Thanks to the murmurs of the Internet - and my admitted predilection for listening in - I had a general idea of what I was getting into when I started watching Teeth. That is, until the opening shot of massive nuclear reactor towers overlooking a quiet suburban neighborhood on a bright, summer day; there is no music or sound, just those big towers and neat rows of houses and lawns. The camera pans across, pauses, and then looks earthward to focus on a kiddy pool and two adults in lounge chairs. It pulls in and captures a tense moment inside of a fledgling family, and the beginnings of a mystery. As this prologue gave way to the credits, I dropped my expectations of "man-eating genitalia" and sat back to see what would come next.
There are those films that start on a note that promises patience, insight, and deliberation; Teeth is such a film, and its auspicious opening is fulfilled with artistic grace.

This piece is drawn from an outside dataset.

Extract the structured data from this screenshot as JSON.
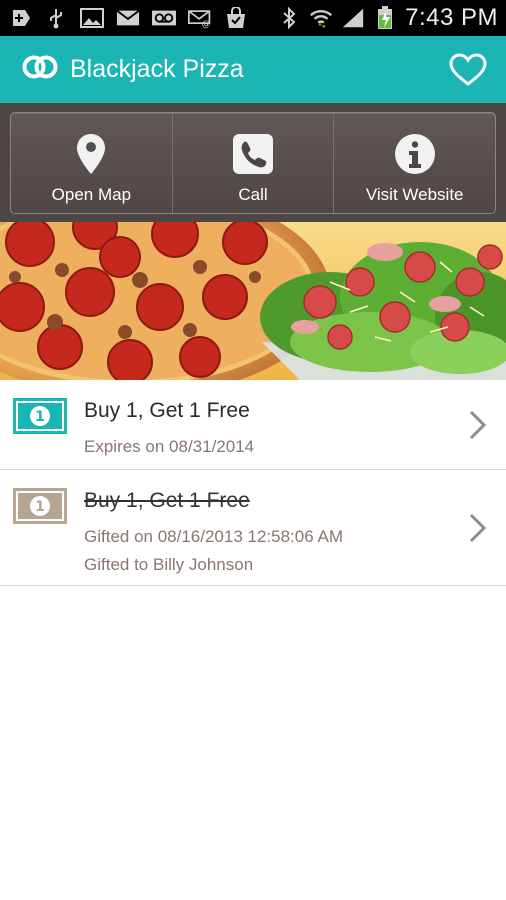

From the moment it introduces the first few wrinkles in what is otherwise a smooth suburban fabric, the film proceeds with the purpose and eye of good cinema. You will find none of the deficiencies that plague so many modern films (digressions, excess, catering to the largest crowd possible; they are legion, after all), only a unified sense of visual storytelling that has been shaped by skilled hands and intelligent minds.
For those who have not keyed into the storyline that made this film infamous before its wide release, the plot establishes an American suburbia, and peoples it with young people who are stuck on sex. Some of them are having it, and some of them are trying not to. One of the latter is our heroine, Dawn, who has joined a religious-based abstinence group as a member and speaker. As the film would have it, Dawn is in the minority for her age group, and suffers the barbs and quips of her promiscuous peers. She does her best to maintain a positive attitude, but hormones and the general pressures of the modern world are difficult to bear. She is also concerned about a personal matter that makes the prospect of sex all the more terrifying. Enter the mystery of the story.
Of course, this will only be a mystery for people who don't read about cinema or talk to people who watch it, and since you're reading this review, you probably don't fall in the latter. But here is the thing: Dawn's curious oddity (I refuse to quote the Latin phrase that names it, since every other review has) influences to the story, but does not support it alone. More important are the values and principles that drive her actions. Dawn enters every situation with earnest intent, and it is this honesty that provides tension and consequence - especially since she is both portrayed with compassion and introduced to vice and violence without mercy. By the film's end, she has been transformed into someone else entirely, and the result is as much tragic as it is fascinating.
I spoke earlier of good cinema, and the film contains many qualities that contribute to this. Places and themes are revisited with a tempo that cradles the entire narrative like waves beneath a rocking boat. You will see those nuclear reactor towers again and again, and each time they help to define the time and place of the story. Music and sound are sparse, placed here and there to emphasize or underline moments that deserve such accompaniment. The players fill their roles with complicated people that react to the events around them as they must, and still beg guessing. Direction is precise, editing difficult to notice. Each and every part of this film works in concert with the others, and collectively they create something wonderful and apart from our world.
As I watched Teeth, I was reminded of films like The Young Poisoner's Handbook, Requiem for a Dream, and Ravenous - the little films that have surprised and fulfilled with unique power. I just did not expect Teeth to be such a compassionate, thoughtful film. It will stick with me for awhile, and demand revisiting. All it will take is a memory of those towers, fat and gray and glowering.